Over the past month, Willson’s online sales crashed his business’ website, www.ravewaveedm.com, as students failed mid-semester projects and exams. Sales of the shirt shot up 4,000 percent in March.
“I think the sales are evident of students realizing they’re getting poor grades in pointless classes that will in no way have any impact on their ability to do their job,” Willson said. “It’s time for a mass uprising of students to make universities understand that their costs are too damn high for a piece of paper that only guarantees another four more years of living in your parents’ basement working as a barista after graduation.”
The sales of the shirts and his business, Rave Wave, supplement Willson’s income from driving a forklift.
In the past week, many students attended class wearing the shirt. General education requirements were a frequent complaint among students wearing the shirt.
“The first letter implied by the shirt matches the grade in my class,” said Adam Hicks, freshman in chemical engineering. “Why am I paying a thousand dollars to take calculus from someone who can’t speak English and isn’t even a professor when I’m a chemical engineer, not a math major?”
“I swear I remember taking some form of history every year from kindergarten through high school,” said Hiss Tori, sophomore in business administration. “Why am I paying to take American history in college when I already learned the exact same stuff four years ago?”

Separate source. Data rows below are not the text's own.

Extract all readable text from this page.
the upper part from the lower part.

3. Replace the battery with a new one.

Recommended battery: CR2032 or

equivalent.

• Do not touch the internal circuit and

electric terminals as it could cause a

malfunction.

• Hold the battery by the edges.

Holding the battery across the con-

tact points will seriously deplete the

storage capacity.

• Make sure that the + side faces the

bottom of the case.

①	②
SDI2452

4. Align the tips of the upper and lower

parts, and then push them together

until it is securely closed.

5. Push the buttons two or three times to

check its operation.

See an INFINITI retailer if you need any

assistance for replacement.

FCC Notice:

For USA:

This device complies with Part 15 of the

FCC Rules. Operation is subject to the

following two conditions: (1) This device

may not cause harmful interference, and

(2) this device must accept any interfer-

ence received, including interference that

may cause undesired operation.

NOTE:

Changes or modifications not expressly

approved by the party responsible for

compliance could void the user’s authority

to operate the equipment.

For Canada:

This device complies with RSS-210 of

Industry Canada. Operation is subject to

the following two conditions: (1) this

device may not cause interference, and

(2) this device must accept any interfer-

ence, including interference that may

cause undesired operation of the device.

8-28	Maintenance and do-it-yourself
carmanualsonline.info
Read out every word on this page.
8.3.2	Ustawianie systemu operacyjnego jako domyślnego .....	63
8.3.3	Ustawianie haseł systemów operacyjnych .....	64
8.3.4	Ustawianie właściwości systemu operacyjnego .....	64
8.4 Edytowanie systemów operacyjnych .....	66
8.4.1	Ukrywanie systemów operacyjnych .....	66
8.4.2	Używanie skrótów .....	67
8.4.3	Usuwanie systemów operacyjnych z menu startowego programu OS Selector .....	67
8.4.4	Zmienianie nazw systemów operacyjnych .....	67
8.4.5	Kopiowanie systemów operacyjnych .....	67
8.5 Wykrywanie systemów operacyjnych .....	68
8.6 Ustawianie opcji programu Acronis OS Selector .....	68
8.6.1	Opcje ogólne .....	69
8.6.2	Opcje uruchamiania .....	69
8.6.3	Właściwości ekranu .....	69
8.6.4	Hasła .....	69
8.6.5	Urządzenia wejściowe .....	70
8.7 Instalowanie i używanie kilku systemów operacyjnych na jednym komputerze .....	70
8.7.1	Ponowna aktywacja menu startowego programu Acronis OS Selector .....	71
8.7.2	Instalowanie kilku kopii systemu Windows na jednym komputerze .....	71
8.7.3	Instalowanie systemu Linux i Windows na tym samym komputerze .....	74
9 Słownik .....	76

“Expos is a joke,” said Lee Burté, freshman in political science. “It’s a diversity class disguised as a gen ed requirement. They ask for my personal experience with any -ism, and they fail my papers because I’m a white male from western Kansas who has limited personal experiences. I get better grades when I make up fake life events.”
“I know I skipped three weeks of classes before the midterm, but it was only a gen ed class,” said April Farmer, junior in agronomy. “It was music history. Why the hell do I have to take a music appreciation class when I have listened to and appreciated music on the radio from the cab of my tractor for 12 hours a day every summer for the last dozen years?”
This story is an April Fools’ joke and not intended to be taken seriously.